Conversely, Mira represents an extremely high risk undertaking for Harlequin with significantly higher costs for production, distribution and marketing. A single-title novel is a unique product, which requires a publisher to generate higher per-unit sales volumes; create individual design, marketing and promotion campaigns; and provide higher returns to authors and third parties. Production changes, at least in terms of product dimensions, could have significant unforeseen impacts on the economies of scale currently enjoyed within the production and distribution supply chains.

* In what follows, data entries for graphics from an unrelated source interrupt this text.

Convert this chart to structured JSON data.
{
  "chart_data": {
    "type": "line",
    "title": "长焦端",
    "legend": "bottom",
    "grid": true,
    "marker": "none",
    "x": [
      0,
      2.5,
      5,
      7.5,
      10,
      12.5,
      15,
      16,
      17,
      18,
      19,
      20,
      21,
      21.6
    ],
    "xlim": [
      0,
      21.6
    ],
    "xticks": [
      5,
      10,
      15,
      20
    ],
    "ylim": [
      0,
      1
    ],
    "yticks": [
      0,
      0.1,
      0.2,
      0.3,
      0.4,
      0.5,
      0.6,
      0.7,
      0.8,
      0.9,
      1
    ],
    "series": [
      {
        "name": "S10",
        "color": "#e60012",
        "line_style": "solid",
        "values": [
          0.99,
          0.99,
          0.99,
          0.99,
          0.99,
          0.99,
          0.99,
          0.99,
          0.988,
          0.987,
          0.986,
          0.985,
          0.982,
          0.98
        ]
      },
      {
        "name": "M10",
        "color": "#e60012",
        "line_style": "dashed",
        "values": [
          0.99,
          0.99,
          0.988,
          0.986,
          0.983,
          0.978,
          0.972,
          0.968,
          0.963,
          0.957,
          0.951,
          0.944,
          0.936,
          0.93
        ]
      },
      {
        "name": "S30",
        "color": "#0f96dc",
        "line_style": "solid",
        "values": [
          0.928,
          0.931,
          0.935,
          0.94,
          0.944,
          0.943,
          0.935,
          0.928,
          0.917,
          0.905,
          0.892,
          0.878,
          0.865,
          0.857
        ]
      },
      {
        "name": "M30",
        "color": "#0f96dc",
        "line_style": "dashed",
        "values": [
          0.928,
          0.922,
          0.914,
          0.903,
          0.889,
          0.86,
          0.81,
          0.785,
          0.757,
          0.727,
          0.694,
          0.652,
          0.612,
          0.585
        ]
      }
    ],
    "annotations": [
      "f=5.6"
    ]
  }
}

If Mira is to compete with existing single- title publishers, long-term author contracts, royalties and advances could put extreme financial pressure on Harlequin and represent a significant level of investment, which may or may not be realizable in the long-term. Therefore, the failure of a single-title novel to achieve break-even sales targets has far-reaching consequences; and can seriously damage reputations upon which future sales would depend. Nevertheless, the most significant threat to the success of Mira is its potential in the US market.
The truce with Simon & Schuster achieved at the end of he Romance Wars may not be sustainable, it Harlequin launches Mira in direct competition with S&S in single-title publishing. This situation would be especially difficult given that Harlequin is entirely dependent on S&S for distribution of its series titles within the US market, and its lack of experience with mainstream retailing avenues. By pursuing Mira, Harlequin risks losing a highly efficient and profitable relationship with S&S and having to completely redevelop its distribution chain within the US.
Upon consideration, Harlequin has the resources and capabilities it needs in order to succeed with Mira. Although the company currently has a different business model, it has the same basic components and critical resources necessary to create and manufacture the product. The author/editor base that Harlequin has at its disposal represents a considerable asset, and somewhat mitigates the risk of talent selection and development that can be associated with single-title novels.
Historic market positioning and the reputation of Harlequin as a romance series publisher may overshadow attempts to create the Mira brand; but Harlequin has reached the point where it must expand beyond the romance genre. The direct-to-reader sales, marketing and distribution mechanisms would require few adjustments or adaptations, and would provide Harlequin with an ideal test market from which to make the leap into the mainstream.
Existing production and distribution expertise would sustain development of Mira, while Harlequin spends time putting mainstream distribution mechanisms and publicity expertise into place. It is conceivable that successful single-title authors who published their early works with Harlequin could be convinced to return to Harlequin, depending on the financial incentives; but, this is a long-term question, governed by authors’ contractual obligations and the success of Mira in the short-term.
However, the back-list of novels created by successful authors who published their early works with Harlequin comprises an easily marketable, cost-effective and potentially profitable resource, that would enable Mira to capitalize on established reputations and in-direct publicity. The downside is that Mira may risk alienating or offending fans of established authors, by publishing works that did not meet reader expectations because of their quality or adherence to Harlequin conventions.